The gal I saw was nice enough. . . I thought much of what we talked about was redundant & most of what she suggested I think about or do to “retrain” my brain, I was already doing in some way. . . I guess it was nice to have the confirmation, though. . . I saw her for three weekly appointments & right at the time I was starting to decide whether I would stay or go, I got voicemail canceling my fourth appointment, due to a two-week hiatus the office was taking as the result of the death of the head doctor (the dude I was originally supposed to see?). That was at least six weeks ago; I haven't heard from them since. Ugh.
In the meantime, something that counselor had said had been floating around in my brain. She knew I wasn't too keen on the idea of getting on medication — especially without being absolutely certain that it was, in fact, needed — but, she strongly suggested that I see my primary care physician to have my thyroid checked & to see if there could be any other physical reason for my depression. Hmmm.
I'd done that before, but it was years ago. A lot changes, right? So, a few weeks ago, I finally called the office where the handsome husband has been visiting & scheduled an appointment with that doctor to be seen for depression.
De ja vu? A little bit. . . Except, this time, I do not intend to ask for a referral.
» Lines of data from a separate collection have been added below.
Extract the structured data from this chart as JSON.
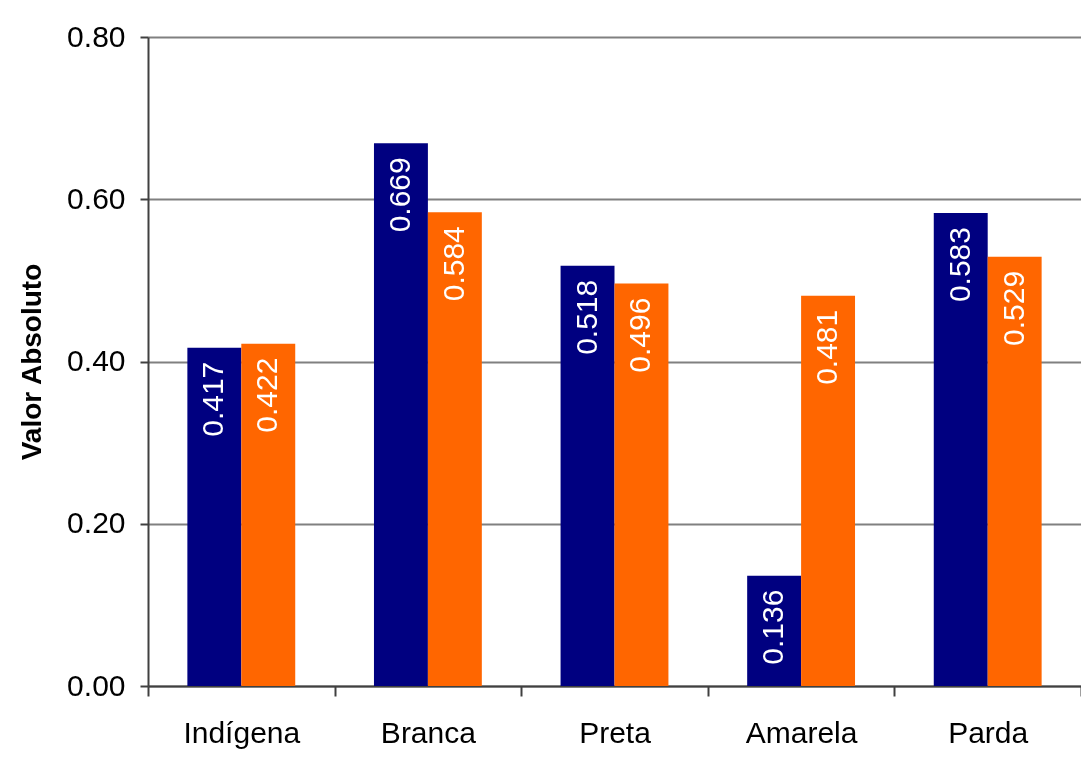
{
  "chart_data": {
    "type": "bar",
    "ylabel": "Valor Absoluto",
    "categories": [
      "Indígena",
      "Branca",
      "Preta",
      "Amarela",
      "Parda"
    ],
    "series": [
      {
        "color": "#000080",
        "values": [
          0.417,
          0.669,
          0.518,
          0.136,
          0.583
        ]
      },
      {
        "color": "#ff6600",
        "values": [
          0.422,
          0.584,
          0.496,
          0.481,
          0.529
        ]
      }
    ],
    "ylim": [
      0,
      0.8
    ],
    "yticks": [
      {
        "value": 0,
        "label": "0.00"
      },
      {
        "value": 0.2,
        "label": "0.20"
      },
      {
        "value": 0.4,
        "label": "0.40"
      },
      {
        "value": 0.6,
        "label": "0.60"
      },
      {
        "value": 0.8,
        "label": "0.80"
      }
    ],
    "grid": "y",
    "data_labels": true
  }
}
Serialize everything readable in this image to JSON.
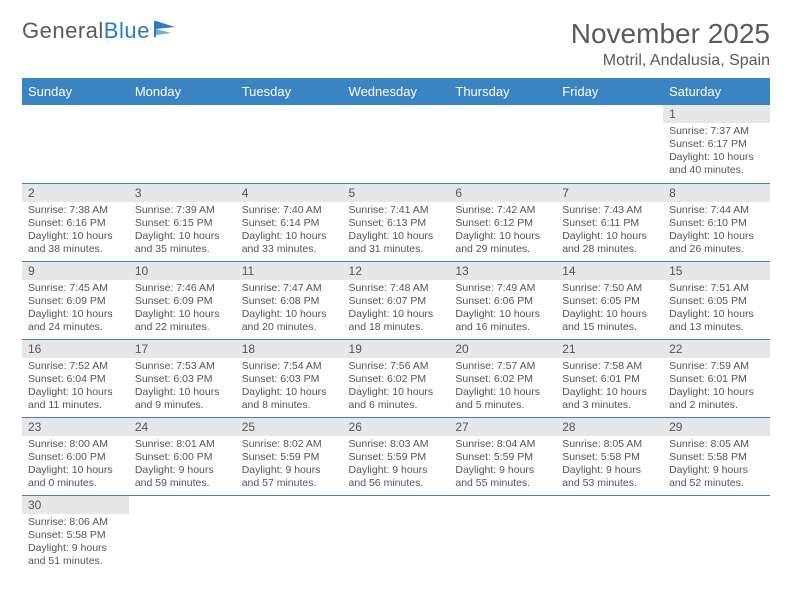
{
  "logo": {
    "text1": "General",
    "text2": "Blue"
  },
  "title": "November 2025",
  "location": "Motril, Andalusia, Spain",
  "colors": {
    "header_bg": "#3b84c4",
    "header_text": "#ffffff",
    "daynum_bg": "#e7e7e7",
    "cell_border": "#3b84c4",
    "text": "#555555",
    "logo_blue": "#2b7bbf"
  },
  "weekdays": [
    "Sunday",
    "Monday",
    "Tuesday",
    "Wednesday",
    "Thursday",
    "Friday",
    "Saturday"
  ],
  "weeks": [
    [
      null,
      null,
      null,
      null,
      null,
      null,
      {
        "n": "1",
        "sunrise": "Sunrise: 7:37 AM",
        "sunset": "Sunset: 6:17 PM",
        "daylight": "Daylight: 10 hours and 40 minutes."
      }
    ],
    [
      {
        "n": "2",
        "sunrise": "Sunrise: 7:38 AM",
        "sunset": "Sunset: 6:16 PM",
        "daylight": "Daylight: 10 hours and 38 minutes."
      },
      {
        "n": "3",
        "sunrise": "Sunrise: 7:39 AM",
        "sunset": "Sunset: 6:15 PM",
        "daylight": "Daylight: 10 hours and 35 minutes."
      },
      {
        "n": "4",
        "sunrise": "Sunrise: 7:40 AM",
        "sunset": "Sunset: 6:14 PM",
        "daylight": "Daylight: 10 hours and 33 minutes."
      },
      {
        "n": "5",
        "sunrise": "Sunrise: 7:41 AM",
        "sunset": "Sunset: 6:13 PM",
        "daylight": "Daylight: 10 hours and 31 minutes."
      },
      {
        "n": "6",
        "sunrise": "Sunrise: 7:42 AM",
        "sunset": "Sunset: 6:12 PM",
        "daylight": "Daylight: 10 hours and 29 minutes."
      },
      {
        "n": "7",
        "sunrise": "Sunrise: 7:43 AM",
        "sunset": "Sunset: 6:11 PM",
        "daylight": "Daylight: 10 hours and 28 minutes."
      },
      {
        "n": "8",
        "sunrise": "Sunrise: 7:44 AM",
        "sunset": "Sunset: 6:10 PM",
        "daylight": "Daylight: 10 hours and 26 minutes."
      }
    ],
    [
      {
        "n": "9",
        "sunrise": "Sunrise: 7:45 AM",
        "sunset": "Sunset: 6:09 PM",
        "daylight": "Daylight: 10 hours and 24 minutes."
      },
      {
        "n": "10",
        "sunrise": "Sunrise: 7:46 AM",
        "sunset": "Sunset: 6:09 PM",
        "daylight": "Daylight: 10 hours and 22 minutes."
      },
      {
        "n": "11",
        "sunrise": "Sunrise: 7:47 AM",
        "sunset": "Sunset: 6:08 PM",
        "daylight": "Daylight: 10 hours and 20 minutes."
      },
      {
        "n": "12",
        "sunrise": "Sunrise: 7:48 AM",
        "sunset": "Sunset: 6:07 PM",
        "daylight": "Daylight: 10 hours and 18 minutes."
      },
      {
        "n": "13",
        "sunrise": "Sunrise: 7:49 AM",
        "sunset": "Sunset: 6:06 PM",
        "daylight": "Daylight: 10 hours and 16 minutes."
      },
      {
        "n": "14",
        "sunrise": "Sunrise: 7:50 AM",
        "sunset": "Sunset: 6:05 PM",
        "daylight": "Daylight: 10 hours and 15 minutes."
      },
      {
        "n": "15",
        "sunrise": "Sunrise: 7:51 AM",
        "sunset": "Sunset: 6:05 PM",
        "daylight": "Daylight: 10 hours and 13 minutes."
      }
    ],
    [
      {
        "n": "16",
        "sunrise": "Sunrise: 7:52 AM",
        "sunset": "Sunset: 6:04 PM",
        "daylight": "Daylight: 10 hours and 11 minutes."
      },
      {
        "n": "17",
        "sunrise": "Sunrise: 7:53 AM",
        "sunset": "Sunset: 6:03 PM",
        "daylight": "Daylight: 10 hours and 9 minutes."
      },
      {
        "n": "18",
        "sunrise": "Sunrise: 7:54 AM",
        "sunset": "Sunset: 6:03 PM",
        "daylight": "Daylight: 10 hours and 8 minutes."
      },
      {
        "n": "19",
        "sunrise": "Sunrise: 7:56 AM",
        "sunset": "Sunset: 6:02 PM",
        "daylight": "Daylight: 10 hours and 6 minutes."
      },
      {
        "n": "20",
        "sunrise": "Sunrise: 7:57 AM",
        "sunset": "Sunset: 6:02 PM",
        "daylight": "Daylight: 10 hours and 5 minutes."
      },
      {
        "n": "21",
        "sunrise": "Sunrise: 7:58 AM",
        "sunset": "Sunset: 6:01 PM",
        "daylight": "Daylight: 10 hours and 3 minutes."
      },
      {
        "n": "22",
        "sunrise": "Sunrise: 7:59 AM",
        "sunset": "Sunset: 6:01 PM",
        "daylight": "Daylight: 10 hours and 2 minutes."
      }
    ],
    [
      {
        "n": "23",
        "sunrise": "Sunrise: 8:00 AM",
        "sunset": "Sunset: 6:00 PM",
        "daylight": "Daylight: 10 hours and 0 minutes."
      },
      {
        "n": "24",
        "sunrise": "Sunrise: 8:01 AM",
        "sunset": "Sunset: 6:00 PM",
        "daylight": "Daylight: 9 hours and 59 minutes."
      },
      {
        "n": "25",
        "sunrise": "Sunrise: 8:02 AM",
        "sunset": "Sunset: 5:59 PM",
        "daylight": "Daylight: 9 hours and 57 minutes."
      },
      {
        "n": "26",
        "sunrise": "Sunrise: 8:03 AM",
        "sunset": "Sunset: 5:59 PM",
        "daylight": "Daylight: 9 hours and 56 minutes."
      },
      {
        "n": "27",
        "sunrise": "Sunrise: 8:04 AM",
        "sunset": "Sunset: 5:59 PM",
        "daylight": "Daylight: 9 hours and 55 minutes."
      },
      {
        "n": "28",
        "sunrise": "Sunrise: 8:05 AM",
        "sunset": "Sunset: 5:58 PM",
        "daylight": "Daylight: 9 hours and 53 minutes."
      },
      {
        "n": "29",
        "sunrise": "Sunrise: 8:05 AM",
        "sunset": "Sunset: 5:58 PM",
        "daylight": "Daylight: 9 hours and 52 minutes."
      }
    ],
    [
      {
        "n": "30",
        "sunrise": "Sunrise: 8:06 AM",
        "sunset": "Sunset: 5:58 PM",
        "daylight": "Daylight: 9 hours and 51 minutes."
      },
      null,
      null,
      null,
      null,
      null,
      null
    ]
  ]
}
I intend to ask about testing my thyroid & any other “whatevers” that he thinks could be a physical cause for depression & I will let those results lead me to whatever comes next. . .
All I know is that I can't keep doing what I've been doing & expecting things to change.
My “all or nothing” mentality has been holding me back in this area because, even if I don't realize it in the moment, I am, basically, telling myself that if I can't get care in exactly the way I pictured it, I won't get care at all. I'm not sure that is the right mentality for me to have in this regard. . .
Third time's a charm, right? We'll see what happens. My appointment is on Friday — in five days.